Hacker News new | ask | show | jobs
by vel0city 809 days ago
I'm a bit confused about your difficulty with unlocking and driving off. The car should have unlocked itself upon approach, and all you would have needed to do to drive would be to swipe the always on part of the screen to drive. Was it not this way with the rental?

I don't own a Tesla and I'm not a fan of their extremely minimalist interior, but those two things should have at least been the easiest to do.

3 comments

How does the car know it should unlock when approached by the right person but not a stranger? It has a Bluetooth connection to the phone. For a rental, the person renting probably doesn't have the Tesla app, and it's not obvious how to use the key card.

None of this is easy for a rental. They are only easy for a person who bought the car and owns it.

On my car the fobs auto unlock the car when approached, you don't need the phone app. There is nothing similar for Teslas? Just the backup card with it's oddities and your phone? Didn't they have that little toy car remote?
They do have that remote but since it doesn't come with the car, you can bet rental companies didn't pay extra to provide customers with that fob.
They give you a key card.
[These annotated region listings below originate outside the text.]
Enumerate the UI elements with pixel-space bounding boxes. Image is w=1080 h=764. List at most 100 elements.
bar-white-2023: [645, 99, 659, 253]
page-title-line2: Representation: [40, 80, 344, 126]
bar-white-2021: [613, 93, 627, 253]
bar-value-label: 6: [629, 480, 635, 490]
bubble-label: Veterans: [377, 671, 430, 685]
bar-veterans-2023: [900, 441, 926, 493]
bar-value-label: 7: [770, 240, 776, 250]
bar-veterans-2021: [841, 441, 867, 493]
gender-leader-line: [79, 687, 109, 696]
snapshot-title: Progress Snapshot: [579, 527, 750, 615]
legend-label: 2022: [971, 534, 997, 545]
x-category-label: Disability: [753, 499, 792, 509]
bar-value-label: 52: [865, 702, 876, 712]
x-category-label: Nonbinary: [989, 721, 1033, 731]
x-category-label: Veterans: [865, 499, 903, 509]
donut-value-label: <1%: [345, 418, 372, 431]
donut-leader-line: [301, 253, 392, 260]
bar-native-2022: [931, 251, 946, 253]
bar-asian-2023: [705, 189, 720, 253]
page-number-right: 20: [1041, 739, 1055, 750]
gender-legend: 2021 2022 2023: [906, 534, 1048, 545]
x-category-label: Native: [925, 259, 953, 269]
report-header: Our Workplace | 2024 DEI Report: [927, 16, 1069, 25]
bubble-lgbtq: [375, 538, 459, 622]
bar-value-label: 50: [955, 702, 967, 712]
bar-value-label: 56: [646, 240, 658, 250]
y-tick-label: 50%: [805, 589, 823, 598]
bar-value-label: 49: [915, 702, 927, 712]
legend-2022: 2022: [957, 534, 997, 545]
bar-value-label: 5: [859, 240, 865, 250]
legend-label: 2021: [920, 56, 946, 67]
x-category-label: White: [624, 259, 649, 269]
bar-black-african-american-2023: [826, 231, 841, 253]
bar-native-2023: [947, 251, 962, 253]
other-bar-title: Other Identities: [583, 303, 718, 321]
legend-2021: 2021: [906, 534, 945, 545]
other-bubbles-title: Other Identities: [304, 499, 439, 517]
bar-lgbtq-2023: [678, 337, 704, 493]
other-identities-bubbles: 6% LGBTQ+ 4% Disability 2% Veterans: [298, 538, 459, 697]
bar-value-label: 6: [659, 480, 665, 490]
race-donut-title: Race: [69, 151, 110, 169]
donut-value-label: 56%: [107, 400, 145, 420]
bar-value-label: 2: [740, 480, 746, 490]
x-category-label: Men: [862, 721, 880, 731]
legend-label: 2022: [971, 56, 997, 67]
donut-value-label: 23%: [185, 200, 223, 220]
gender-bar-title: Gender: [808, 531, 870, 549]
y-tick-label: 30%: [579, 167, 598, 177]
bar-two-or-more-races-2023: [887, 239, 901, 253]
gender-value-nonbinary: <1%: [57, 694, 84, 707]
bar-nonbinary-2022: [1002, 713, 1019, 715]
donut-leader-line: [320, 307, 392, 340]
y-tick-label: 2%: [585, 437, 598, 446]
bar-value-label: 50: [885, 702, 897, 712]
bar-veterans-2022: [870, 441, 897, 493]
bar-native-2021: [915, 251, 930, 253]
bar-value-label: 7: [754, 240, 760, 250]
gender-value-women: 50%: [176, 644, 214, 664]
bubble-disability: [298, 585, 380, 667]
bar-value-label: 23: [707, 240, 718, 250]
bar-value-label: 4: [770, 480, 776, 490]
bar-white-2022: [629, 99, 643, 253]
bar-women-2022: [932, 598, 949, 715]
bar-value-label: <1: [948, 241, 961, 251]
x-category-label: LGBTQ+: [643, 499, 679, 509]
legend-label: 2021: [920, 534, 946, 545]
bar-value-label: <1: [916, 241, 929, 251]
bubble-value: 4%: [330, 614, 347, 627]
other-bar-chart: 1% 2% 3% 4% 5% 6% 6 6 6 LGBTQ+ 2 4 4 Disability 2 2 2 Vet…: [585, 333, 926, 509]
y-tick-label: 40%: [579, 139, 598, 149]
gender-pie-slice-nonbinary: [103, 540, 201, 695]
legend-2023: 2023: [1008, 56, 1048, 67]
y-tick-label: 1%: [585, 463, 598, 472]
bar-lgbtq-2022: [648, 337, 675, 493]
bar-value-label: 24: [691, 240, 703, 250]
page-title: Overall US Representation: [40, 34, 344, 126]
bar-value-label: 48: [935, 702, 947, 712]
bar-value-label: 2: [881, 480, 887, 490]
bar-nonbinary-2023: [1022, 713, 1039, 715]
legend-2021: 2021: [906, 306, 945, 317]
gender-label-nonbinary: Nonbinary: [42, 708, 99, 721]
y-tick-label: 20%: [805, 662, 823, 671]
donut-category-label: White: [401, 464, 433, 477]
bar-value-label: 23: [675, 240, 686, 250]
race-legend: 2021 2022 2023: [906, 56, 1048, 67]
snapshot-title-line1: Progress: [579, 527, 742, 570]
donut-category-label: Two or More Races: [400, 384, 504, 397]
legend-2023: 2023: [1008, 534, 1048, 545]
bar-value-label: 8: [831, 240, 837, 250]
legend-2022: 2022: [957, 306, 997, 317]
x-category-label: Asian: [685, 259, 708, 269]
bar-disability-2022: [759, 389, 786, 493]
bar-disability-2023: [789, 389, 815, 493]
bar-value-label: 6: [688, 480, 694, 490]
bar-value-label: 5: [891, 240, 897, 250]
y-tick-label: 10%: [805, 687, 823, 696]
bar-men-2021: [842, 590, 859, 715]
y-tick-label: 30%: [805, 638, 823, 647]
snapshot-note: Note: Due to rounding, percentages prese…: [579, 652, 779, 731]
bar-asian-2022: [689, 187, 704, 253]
Without some prior knowledge, try to figure out where to use the key card.

Putting it near the B-pillar is not the first or second things I tried. In retrospect given the RF nature of how NFC works, it makes sense that behind something non-metallic makes sense. I think I may have tried things near the edge of the windshield (didn't Zipcar work like that?).

I think they only give you the card, so walkup unlock won't happen, at least before setting up a phone key.